On this particular morning, Professor Kleinberg filled the first panel with something no doubt important, though what it was I have nevertheless long since forgotten, and pushed the button. Panel 1 rose, as it was supposed to do, but Professor Kleinberg, to judge by his expression, was not expecting his next discovery. For the surface of Panel 2 which was exposed was not clean, not pristine, not ready to be written on.

Rather, the exposed surface of Panel 2 contained the following remarkable text.

Proof that Alexander the Great Rode a Centipede

Before proceeding with the main proof, we shall need a Lemma:

Lemma 1: Alexander the Great’s Horse had Six Legs

Alexander the Great’s horse was a horse. Therefore, at the front, it had forelegs, and at the back it had two more legs. But four legs plus two more legs make six legs. Therefore, clearly, Alexander the Great’s horse had six legs, as was to be shown.

And from Lemma 1, we shall need to derive an Easy Corollary:

Corollary 1 to Lemma 1: Alexander the Great’s Horse had an Infinite Number of Legs

By Lemma 1, we know that Alexander the Great’s horse had six legs.
Six is an extremely odd number of legs for a horse to have.

But six is an even number.  Therefore by lemma 1 we see that Alexander the Great’s horse also had an even number of legs.

No number smaller than infinity can be both odd and even.

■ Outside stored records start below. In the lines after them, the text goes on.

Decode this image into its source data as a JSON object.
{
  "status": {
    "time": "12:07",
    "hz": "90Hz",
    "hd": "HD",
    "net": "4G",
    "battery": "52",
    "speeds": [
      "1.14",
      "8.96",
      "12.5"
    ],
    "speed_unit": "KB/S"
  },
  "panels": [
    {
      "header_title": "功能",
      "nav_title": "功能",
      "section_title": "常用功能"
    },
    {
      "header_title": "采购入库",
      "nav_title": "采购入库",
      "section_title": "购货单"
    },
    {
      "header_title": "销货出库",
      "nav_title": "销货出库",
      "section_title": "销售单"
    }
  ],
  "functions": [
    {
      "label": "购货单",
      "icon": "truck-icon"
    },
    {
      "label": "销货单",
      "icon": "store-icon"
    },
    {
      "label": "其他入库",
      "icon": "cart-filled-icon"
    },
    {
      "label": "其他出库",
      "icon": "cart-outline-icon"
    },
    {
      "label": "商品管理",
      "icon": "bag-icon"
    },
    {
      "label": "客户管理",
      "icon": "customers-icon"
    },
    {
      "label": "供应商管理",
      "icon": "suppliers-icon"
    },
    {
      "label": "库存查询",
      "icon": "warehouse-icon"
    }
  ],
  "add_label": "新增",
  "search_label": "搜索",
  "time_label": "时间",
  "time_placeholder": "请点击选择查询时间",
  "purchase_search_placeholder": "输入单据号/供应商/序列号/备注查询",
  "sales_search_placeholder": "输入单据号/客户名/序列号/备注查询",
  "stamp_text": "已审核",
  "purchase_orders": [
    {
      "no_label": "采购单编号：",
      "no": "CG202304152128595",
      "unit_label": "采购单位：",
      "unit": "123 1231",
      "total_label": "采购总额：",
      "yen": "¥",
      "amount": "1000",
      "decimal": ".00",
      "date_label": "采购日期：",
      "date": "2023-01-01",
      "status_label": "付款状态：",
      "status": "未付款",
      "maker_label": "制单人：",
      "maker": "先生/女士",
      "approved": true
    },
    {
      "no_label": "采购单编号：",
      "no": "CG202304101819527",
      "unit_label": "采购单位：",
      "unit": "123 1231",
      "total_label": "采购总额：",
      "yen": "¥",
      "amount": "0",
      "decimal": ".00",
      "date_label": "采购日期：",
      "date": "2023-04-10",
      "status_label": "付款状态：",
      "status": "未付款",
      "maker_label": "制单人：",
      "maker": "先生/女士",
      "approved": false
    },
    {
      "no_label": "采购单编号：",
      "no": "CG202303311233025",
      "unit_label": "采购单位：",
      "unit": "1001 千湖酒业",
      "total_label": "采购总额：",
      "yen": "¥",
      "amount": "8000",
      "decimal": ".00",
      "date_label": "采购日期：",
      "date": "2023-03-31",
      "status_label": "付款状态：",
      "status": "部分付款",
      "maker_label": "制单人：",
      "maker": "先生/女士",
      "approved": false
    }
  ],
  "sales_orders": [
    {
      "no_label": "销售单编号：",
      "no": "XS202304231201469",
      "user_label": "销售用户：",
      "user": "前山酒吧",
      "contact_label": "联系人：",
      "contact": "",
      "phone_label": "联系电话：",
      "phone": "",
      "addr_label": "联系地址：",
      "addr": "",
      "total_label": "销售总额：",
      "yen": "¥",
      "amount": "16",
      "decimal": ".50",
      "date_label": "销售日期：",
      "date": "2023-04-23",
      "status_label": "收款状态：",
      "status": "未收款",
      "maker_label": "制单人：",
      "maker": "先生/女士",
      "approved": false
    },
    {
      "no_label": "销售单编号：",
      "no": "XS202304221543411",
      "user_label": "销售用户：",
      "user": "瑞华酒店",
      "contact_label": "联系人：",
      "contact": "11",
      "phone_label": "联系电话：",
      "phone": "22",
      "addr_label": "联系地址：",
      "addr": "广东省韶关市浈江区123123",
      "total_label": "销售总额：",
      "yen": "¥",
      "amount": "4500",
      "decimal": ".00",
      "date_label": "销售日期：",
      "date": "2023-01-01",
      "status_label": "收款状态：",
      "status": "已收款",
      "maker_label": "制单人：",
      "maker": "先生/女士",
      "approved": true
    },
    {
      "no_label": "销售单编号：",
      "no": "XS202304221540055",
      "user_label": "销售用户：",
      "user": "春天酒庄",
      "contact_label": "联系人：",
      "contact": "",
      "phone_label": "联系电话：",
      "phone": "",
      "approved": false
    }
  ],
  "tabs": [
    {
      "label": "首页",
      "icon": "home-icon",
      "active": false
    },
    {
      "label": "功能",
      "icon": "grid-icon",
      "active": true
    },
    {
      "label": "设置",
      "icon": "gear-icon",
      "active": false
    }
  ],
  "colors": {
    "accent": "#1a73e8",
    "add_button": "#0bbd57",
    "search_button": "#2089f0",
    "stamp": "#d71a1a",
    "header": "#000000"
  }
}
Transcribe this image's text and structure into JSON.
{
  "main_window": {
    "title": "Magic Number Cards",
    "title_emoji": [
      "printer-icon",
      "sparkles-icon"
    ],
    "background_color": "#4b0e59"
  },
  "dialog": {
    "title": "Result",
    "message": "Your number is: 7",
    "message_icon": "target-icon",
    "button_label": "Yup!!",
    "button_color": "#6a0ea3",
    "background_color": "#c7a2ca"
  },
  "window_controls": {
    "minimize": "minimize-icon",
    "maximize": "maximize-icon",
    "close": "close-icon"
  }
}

Therefore Alexander the Great’s horse must have had an infinite number of legs, as was to be shown.

And now, from the Corollary, the theorem readily falls.

For we realize at once that an infinite number of legs is a larger number of legs than that possessed by any living mammal, or any living reptile, or indeed any living insect or arachnid. In fact, if we consider any animal other than the Centipede, it is at once obvious that such an animal possesses fewer legs than Alexander’s horse.

From this we can easily see our way clear to the only possible conclusion:

Alexander the Great’s “horse” was no horse at all, but was, rather, a CENTIPEDE.


Professor Kleinberg looked at the proof, slowly, thoughtfully, taking time to read it carefully. And then, silently, with no comment, he erased it, and continued with the lecture.
But it stuck in my memory. I’m not sure it was stated exactly as I have written it here, but it was certainly very much like the proof given here. I also have no idea where it originated, nor who it was who crept into the classroom before the lecture and placed the proof upon the second panel.